Why not make the epsilon sweep the primary measurement? It is useful, but indirect. If smaller `eps` converges, that could indicate an Euler artifact, but it would not by itself distinguish complex Euler instability from real flip or other nonlinear step-size effects. The Jacobian spectrum gives the bifurcation class and the epsilon prediction in one measurement.

Why not Floquet/period first? Floquet multipliers of the observed cycle would quantify stability of the cycle, and period/frequency could corroborate `arg(mu)`, but they do not identify which fixed-point eigenvalue caused the attractor to appear. Use Floquet/period only as a follow-up.

## 3. Consistency with the actual code

The proposed mechanism is **consistent with the implemented force and relaxation map**, with the caveat that the code implicates `attention + FFN` as the active non-conservative block, not mathematically pure attention alone.

- **The thick force is exactly the stated form.** In `lt_ep_train.py`, `tforce` computes layer-normed attention and FFN and returns `-(z - xin) + self.attn(h1) + ff - self.c * z` (`lt_ep_train.py:81-85`).
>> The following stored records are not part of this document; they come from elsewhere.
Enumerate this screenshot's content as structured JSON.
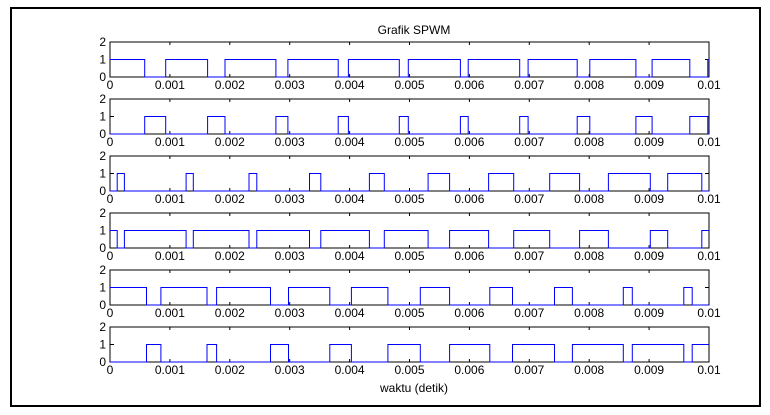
{
  "chart_data": {
    "type": "line",
    "title": "Grafik SPWM",
    "xlabel": "waktu (detik)",
    "ylabel": "",
    "xlim": [
      0,
      0.01
    ],
    "ylim": [
      0,
      2
    ],
    "x_ticks": [
      "0",
      "0.001",
      "0.002",
      "0.003",
      "0.004",
      "0.005",
      "0.006",
      "0.007",
      "0.008",
      "0.009",
      "0.01"
    ],
    "y_ticks": [
      "0",
      "1",
      "2"
    ],
    "line_color": "#0000ff",
    "grid": false,
    "subplots": [
      {
        "pulses_high": [
          [
            0,
            0.00058
          ],
          [
            0.00093,
            0.00163
          ],
          [
            0.00192,
            0.00277
          ],
          [
            0.00297,
            0.00381
          ],
          [
            0.00398,
            0.00483
          ],
          [
            0.00498,
            0.00585
          ],
          [
            0.00598,
            0.00684
          ],
          [
            0.00698,
            0.0078
          ],
          [
            0.00801,
            0.00878
          ],
          [
            0.00905,
            0.00968
          ],
          [
            0.00998,
            0.01
          ]
        ]
      },
      {
        "pulses_high": [
          [
            0.00058,
            0.00093
          ],
          [
            0.00163,
            0.00192
          ],
          [
            0.00277,
            0.00297
          ],
          [
            0.00381,
            0.00398
          ],
          [
            0.00483,
            0.00498
          ],
          [
            0.00585,
            0.00598
          ],
          [
            0.00684,
            0.00698
          ],
          [
            0.0078,
            0.00801
          ],
          [
            0.00878,
            0.00905
          ],
          [
            0.00968,
            0.00998
          ]
        ]
      },
      {
        "pulses_high": [
          [
            0.00012,
            0.00024
          ],
          [
            0.00127,
            0.00139
          ],
          [
            0.00232,
            0.00245
          ],
          [
            0.00333,
            0.00352
          ],
          [
            0.00433,
            0.00458
          ],
          [
            0.00531,
            0.00567
          ],
          [
            0.00632,
            0.00674
          ],
          [
            0.00734,
            0.00784
          ],
          [
            0.00832,
            0.00902
          ],
          [
            0.00931,
            0.00988
          ]
        ]
      },
      {
        "pulses_high": [
          [
            0,
            0.00012
          ],
          [
            0.00024,
            0.00127
          ],
          [
            0.00139,
            0.00232
          ],
          [
            0.00245,
            0.00333
          ],
          [
            0.00352,
            0.00433
          ],
          [
            0.00458,
            0.00531
          ],
          [
            0.00567,
            0.00632
          ],
          [
            0.00674,
            0.00734
          ],
          [
            0.00784,
            0.00832
          ],
          [
            0.00902,
            0.00931
          ],
          [
            0.00988,
            0.01
          ]
        ]
      },
      {
        "pulses_high": [
          [
            0,
            0.00061
          ],
          [
            0.00085,
            0.00162
          ],
          [
            0.00178,
            0.00268
          ],
          [
            0.00298,
            0.00367
          ],
          [
            0.00403,
            0.00464
          ],
          [
            0.00518,
            0.00567
          ],
          [
            0.00634,
            0.00672
          ],
          [
            0.00742,
            0.00772
          ],
          [
            0.00857,
            0.00872
          ],
          [
            0.00958,
            0.00972
          ]
        ]
      },
      {
        "pulses_high": [
          [
            0.00061,
            0.00085
          ],
          [
            0.00162,
            0.00178
          ],
          [
            0.00268,
            0.00298
          ],
          [
            0.00367,
            0.00403
          ],
          [
            0.00464,
            0.00518
          ],
          [
            0.00567,
            0.00634
          ],
          [
            0.00672,
            0.00742
          ],
          [
            0.00772,
            0.00857
          ],
          [
            0.00872,
            0.00958
          ],
          [
            0.00972,
            0.01
          ]
        ]
      }
    ]
  }
}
With `c=1`, this is `xin - 2z + Attn(LN z) + FFN(LN z)`. The autograd-enabled `force` path for `attn_mode == 'thick'` computes the same structure and returns it at `lt_ep_train.py:99-106`.

- **The relaxation is explicit Euler.** `relax` updates `z` by `z = z + eps * blk.force(z, xin).detach()` (`lt_ep_train.py:123-133`). Therefore the linearized relaxation map is exactly `M = I + eps*J`.
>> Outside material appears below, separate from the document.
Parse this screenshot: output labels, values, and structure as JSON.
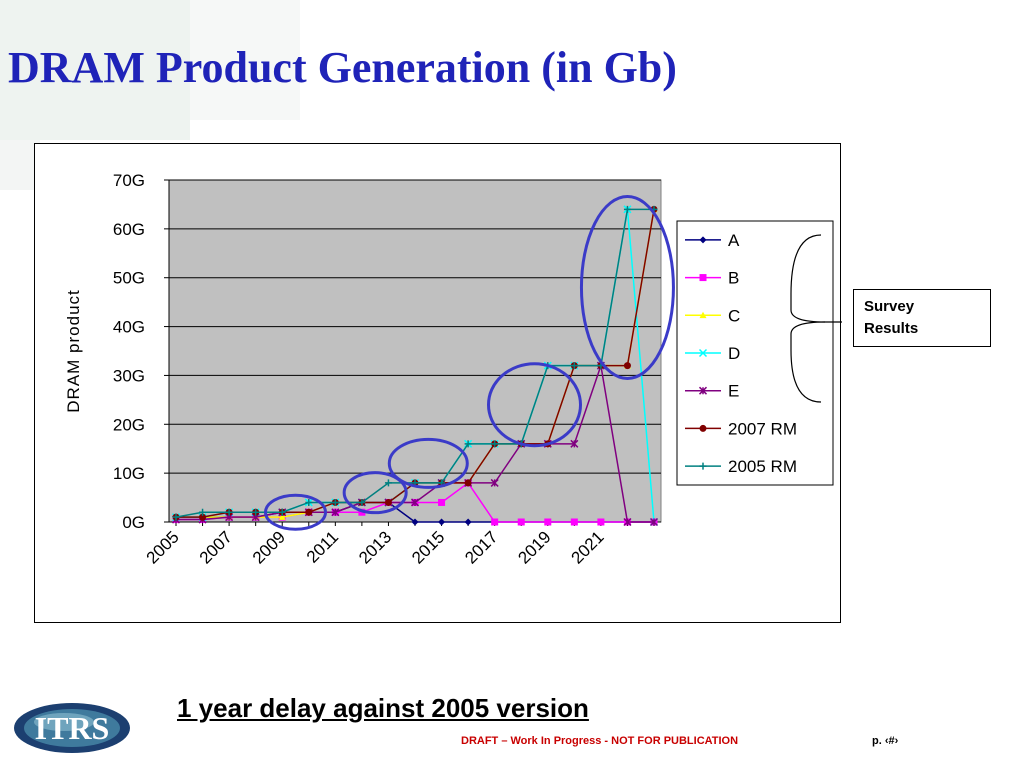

- **The free phase used by EP is this relaxation state.** `ep_step` embeds the input, computes `zs = relax(..., T1, eps)`, then measures a one-step residual from that state (`lt_ep_train.py:140-145`). The code explicitly records this as the T1 free-phase state before any optional refinement (`lt_ep_train.py:146`).
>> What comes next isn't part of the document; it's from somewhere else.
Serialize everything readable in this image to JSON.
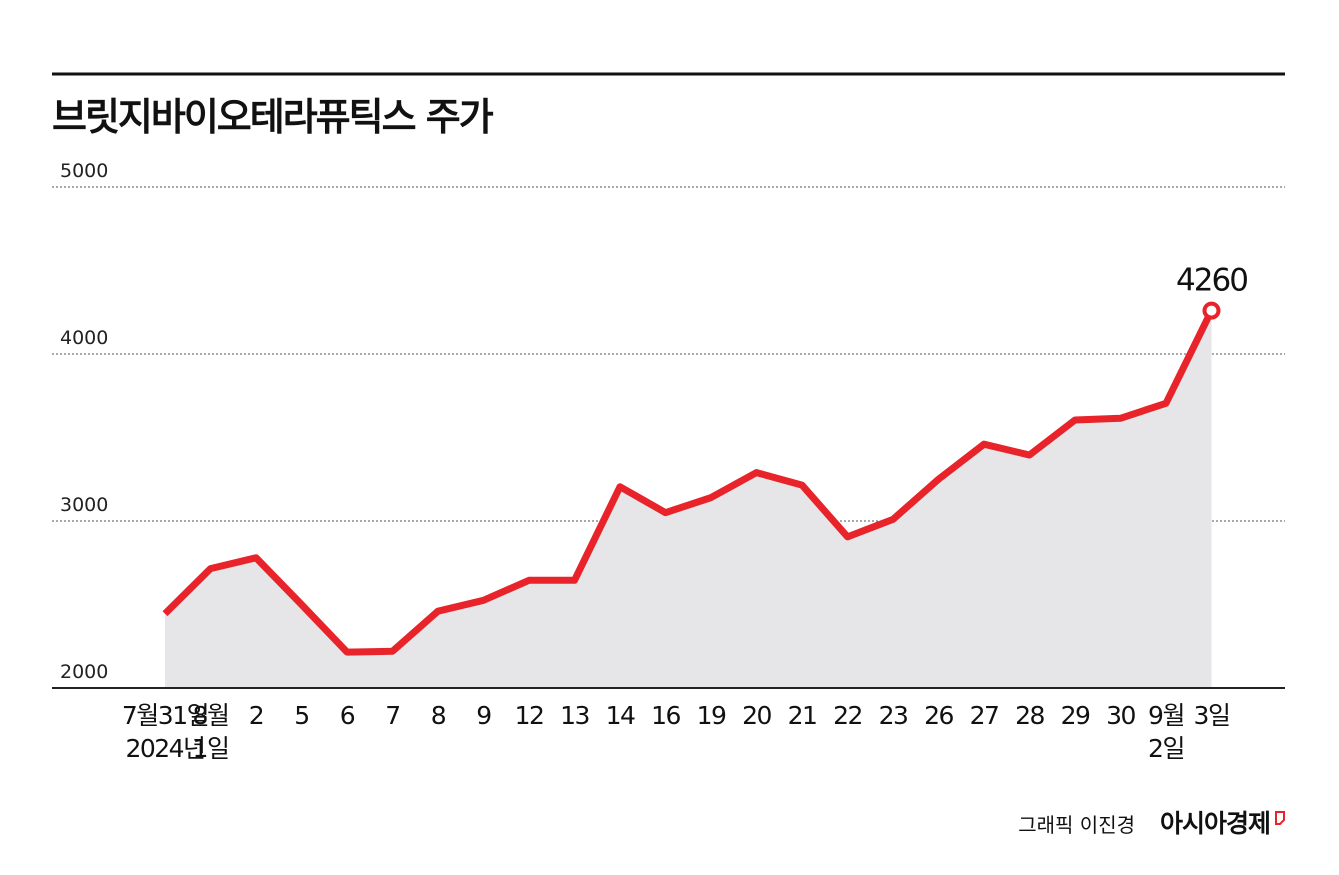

- **The attention path is non-conservative in the active model.** Attention uses independent `WQ`, `WK`, `WV`, `WO` projections (`lt_ep_train.py:58-68`), and optional q/k RMSNorm when `blk.qknorm` is set (`lt_ep_train.py:63-65`). The eval scripts do set `blk.qknorm=True` (`eval_relax_s3200.py:8`, `knockout_s3200.py:10`). There is no tied-energy construction in the thick path.

- **The knockout really scales attention output.** `knockout_s3200.py` loads the same checkpoint and performs `blk.WO.mul_(alpha)` before relaxation (`knockout_s3200.py:9-17`). Thus the logged alpha trend is a legitimate intervention on total attention output gain.

- **The code itself treats FFN as part of the non-conservative component.** In thick mode, `nc_force` returns `attention + FFN`, not attention alone (`lt_ep_train.py:92-97`). The AEP nudged correction also applies `Jv - JTv` of this `nc_force` in the real/thick modes (`lt_ep_train.py:171-179`). In `holo_ep.py`, the holomorphic and real-axis thick forces match the same `-(z-xin)+att+ff-c*z` structure (`holo_ep.py:36-51`, `holo_ep.py:134-152`), and their AEP correction again uses `Jv-JTv` of `blk.nc_force` (`holo_ep.py:76-84`, `holo_ep.py:176-185`).

## Final verdict

**The Hopf story is code-consistent and likely, but not proven.** The current evidence nails an attention-dominated non-conservative forward oscillation at the implemented `eps=0.1`; it does **not** yet nail the bifurcation class. The decisive next measurement is the **leading spectrum of `J` and `M=I+eps*J` on the s3200 fixed-point branch under attention-gain continuation**. A complex conjugate pair crossing `|mu|=1`, with real modes stable and with `Re(nu)` interpreted to rule in/out Euler-step instability, would settle the question.